Let’s call this “Backyard Chickens 101.” Or “Intro to Urban Chickens.” Or something like that, because you’re learning along with me. Unless you already know a lot about raising chickens in your yard. Then, I suppose, you can just enjoy the pictures.
As a wanna-be chicken owner I’m getting as much information as I can from Riverwest folks, Katherine Wilson, Claire Moore, Jessica Lane and Keith Hayes, who are tending their own flocks.
Here are some basics.
To keep chickens you need a coop and a run. The coop is a fully-enclosed building with various door and ventilation possibilities.
According to Katherine, “There’s lots of ways to design a coop.”
Keith’s coop is a winner from a “coopetition” that was held in 2012 to design a chicken coop from reused materials, in this case, white plastic barrels.
The run is a cage. It’s an open, fenced structure that can take many forms. There are requirements of sizing per animal. Claire’s eight-by-ten foot run is sufficient for her three hens. A variety of roosting choices is pretty much a requirement as one never knows which will tickle a chicken’s fancy on a given day.
Every backyard chicken is female. Roosters are prohibited in the urban programs. So the pullets I met are teen-aged girls and the adults are hens. It only takes a few months for them to mature. Hens often have a comb – the red growth on top of the head – and a wattle – the red part that hangs down from the chicken’s cheeks.
It is quite possible your neighbors will barely notice the coop’s presence. Chicken-keeping is a rather quiet activity. Only roosters crow. Hens cluck. And each girl has her own unique cluck. Claire describes her black hen Sebastian’s cluck as “low and growly, while Fluffy has a higher, melodic cluck.”
However, there are minor exceptions, as in the case of Wesley who has taken on the role of rooster-like protector over Luke (Skywalker). “I’ve heard that some chickens can, like, gender-bend a little bit,” says owner Jessica. She reports that her hen, Wesley, “will go up on the top of the fence in the morning. She won’t crow, but she’ll cackle for a while.”
Not only do the chickens have personal clucks, they also have very definite personalities.
Sebastian has a lot of character and is very smart. “She’s a fast twitch one,” says Claire, which means she is high-energy, hard to catch, has good survival skills. Star, the golden-rust girl is pretty but stupid. Fluffy is docile, lackadaisical, easy to get along with and to catch. Jessica’s Wesley is, not surprisingly, hard to catch and Keith’s Biscuit is not people-friendly, although I watched her share with coop-mate Sam.
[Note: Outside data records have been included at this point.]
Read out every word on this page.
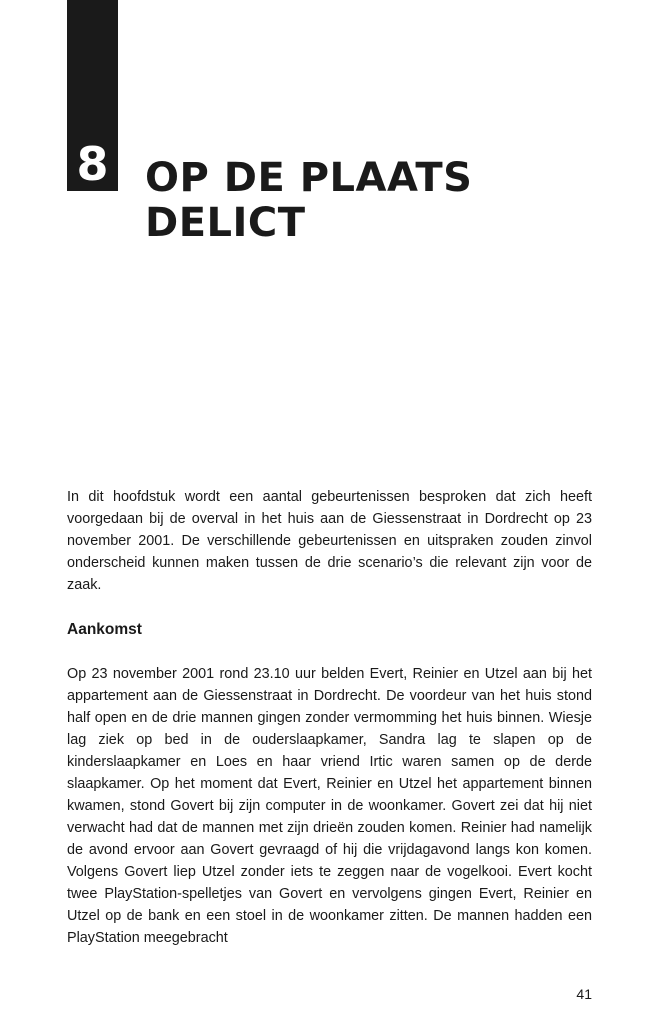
8 OP DE PLAATS
DELICT

In dit hoofdstuk wordt een aantal gebeurtenissen besproken dat zich heeft voorgedaan bij de overval in het huis aan de Giessenstraat in Dordrecht op 23 november 2001. De verschillende gebeurtenissen en uitspraken zouden zinvol onderscheid kunnen maken tussen de drie scenario’s die relevant zijn voor de zaak.

Aankomst

Op 23 november 2001 rond 23.10 uur belden Evert, Reinier en Utzel aan bij het appartement aan de Giessenstraat in Dordrecht. De voordeur van het huis stond half open en de drie mannen gingen zonder vermomming het huis binnen. Wiesje lag ziek op bed in de ouderslaapkamer, Sandra lag te slapen op de kinderslaapkamer en Loes en haar vriend Irtic waren samen op de derde slaapkamer. Op het moment dat Evert, Reinier en Utzel het appartement binnen kwamen, stond Govert bij zijn computer in de woonkamer. Govert zei dat hij niet verwacht had dat de mannen met zijn drieën zouden komen. Reinier had namelijk de avond ervoor aan Govert gevraagd of hij die vrijdagavond langs kon komen. Volgens Govert liep Utzel zonder iets te zeggen naar de vogelkooi. Evert kocht twee PlayStation-spelletjes van Govert en vervolgens gingen Evert, Reinier en Utzel op de bank en een stoel in de woonkamer zitten. De mannen hadden een PlayStation meegebracht

41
Different breeds of chickens lay different color eggs. After the recent relocation of community members who took their run and chickens with them, Katherine’s flock is composed of two pullets. One is a Lavender. She’ll lay pink eggs when she matures. The other “teenager” is a blue egg layer, an Ameraucana.
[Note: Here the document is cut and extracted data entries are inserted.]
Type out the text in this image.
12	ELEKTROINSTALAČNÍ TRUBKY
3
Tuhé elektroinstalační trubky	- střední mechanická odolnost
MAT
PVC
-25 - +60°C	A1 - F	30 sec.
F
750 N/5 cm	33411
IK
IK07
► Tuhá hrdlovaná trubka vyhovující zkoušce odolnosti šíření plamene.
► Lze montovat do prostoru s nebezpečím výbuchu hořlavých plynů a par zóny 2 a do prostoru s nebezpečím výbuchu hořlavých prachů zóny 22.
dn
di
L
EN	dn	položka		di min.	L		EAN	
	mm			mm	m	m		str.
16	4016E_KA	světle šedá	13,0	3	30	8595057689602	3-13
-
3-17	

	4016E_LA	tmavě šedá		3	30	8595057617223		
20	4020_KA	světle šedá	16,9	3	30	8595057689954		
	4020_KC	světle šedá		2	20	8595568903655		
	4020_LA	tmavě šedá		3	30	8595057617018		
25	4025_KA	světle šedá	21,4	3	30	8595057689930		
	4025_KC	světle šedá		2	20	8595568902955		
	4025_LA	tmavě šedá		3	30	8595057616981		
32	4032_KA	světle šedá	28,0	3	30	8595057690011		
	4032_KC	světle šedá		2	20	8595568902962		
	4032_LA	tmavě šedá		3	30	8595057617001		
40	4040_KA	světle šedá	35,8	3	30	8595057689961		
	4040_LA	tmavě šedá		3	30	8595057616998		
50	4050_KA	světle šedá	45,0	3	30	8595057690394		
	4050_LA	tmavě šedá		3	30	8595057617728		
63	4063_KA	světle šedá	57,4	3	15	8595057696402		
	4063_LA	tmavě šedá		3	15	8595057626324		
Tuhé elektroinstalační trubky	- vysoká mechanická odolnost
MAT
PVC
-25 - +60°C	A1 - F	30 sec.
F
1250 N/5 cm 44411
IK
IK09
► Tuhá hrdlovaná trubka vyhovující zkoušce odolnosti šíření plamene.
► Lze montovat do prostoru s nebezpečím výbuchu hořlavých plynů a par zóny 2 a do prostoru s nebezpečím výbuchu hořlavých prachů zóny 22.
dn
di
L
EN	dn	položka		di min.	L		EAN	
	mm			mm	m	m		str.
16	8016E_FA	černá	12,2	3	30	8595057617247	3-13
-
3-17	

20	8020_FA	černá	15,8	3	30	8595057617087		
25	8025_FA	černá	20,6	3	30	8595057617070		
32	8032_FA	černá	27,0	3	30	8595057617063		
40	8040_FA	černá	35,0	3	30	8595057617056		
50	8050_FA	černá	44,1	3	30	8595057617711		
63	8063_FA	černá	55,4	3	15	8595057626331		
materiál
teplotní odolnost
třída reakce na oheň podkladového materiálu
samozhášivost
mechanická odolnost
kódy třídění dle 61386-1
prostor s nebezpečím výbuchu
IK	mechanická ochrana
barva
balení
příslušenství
“In total my plan is to get two more laying hens so that all four will lay different colored eggs – a pink egg, a blue egg, a dark chocolate-colored egg, and a brown or white egg,” says Katherine delightedly. A Blue Copper Marans will supply the chocolate brown egg.
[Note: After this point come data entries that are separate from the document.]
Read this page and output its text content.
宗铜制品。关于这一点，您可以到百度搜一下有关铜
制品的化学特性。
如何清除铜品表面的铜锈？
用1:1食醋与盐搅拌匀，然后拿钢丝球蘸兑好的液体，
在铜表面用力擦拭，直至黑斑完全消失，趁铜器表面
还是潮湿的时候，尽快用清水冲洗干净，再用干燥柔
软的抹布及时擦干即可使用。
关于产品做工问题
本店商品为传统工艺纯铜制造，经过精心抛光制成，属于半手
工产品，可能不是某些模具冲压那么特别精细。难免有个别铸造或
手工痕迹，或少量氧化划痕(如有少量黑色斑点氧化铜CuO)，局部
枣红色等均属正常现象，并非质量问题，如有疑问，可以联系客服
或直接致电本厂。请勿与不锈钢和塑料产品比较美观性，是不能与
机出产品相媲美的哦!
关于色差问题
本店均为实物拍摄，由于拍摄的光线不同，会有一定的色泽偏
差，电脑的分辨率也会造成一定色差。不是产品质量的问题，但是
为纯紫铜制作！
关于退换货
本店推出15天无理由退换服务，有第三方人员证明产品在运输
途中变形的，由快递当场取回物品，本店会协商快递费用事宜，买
And eggs you will collect, as long as your hens are content. In their prime last year, Keith says his Sam and Biscuit laid five to six eggs per week. Summer comfort has provided about an egg per hen per day for Claire. In winter the number decreases, but they do still lay.
The chickens remain outside for the winter. There are cold-hardy breeds that can just do fine in the snow. Claire says hers like a snow-free area in their run.
“Chickens need a certain amount of daylight and heat in order to produce eggs,” explains Katherine. You can simulate a longer day by having a lamp in the coop, as she does. Keith adds warmth and light with red lamps and heated animal pads.
Claire’s hens get the benefit of a dog kennel heater in winter. “Just enough to keep above freezing.” Jessica’s birds winter over without the help of anything other than shared body heat.
Even in the city one must protect the birds from predators. Most of the coops get locked up at night and run fencing may reach well into the ground. Rats, raccoons, opossums, cats, and large birds number among the possible threats.
Unfortunately, Jessica learned the hard way that people can also be on that list. She had two of her four hens stolen. One of them was her buddy Kilbourn, a bird with a wonderful personality who left a trail of tales behind. The other was Buttercup, named for Wesley’s true love in The Princess Bride.
Everyone I talked with allows their chickens to forage, scratch and adventure in their yards. The hens find tasty grubs, insects and greens to feast upon. Of course, for the less twitchy, there’s need for a human to keep an eye on the sky.
The more I learn, the more I look forward to walking out to my backyard coop to find a freshly-laid egg for my breakfast. After, that is, saying, “Good Morning!” to my feathered friends.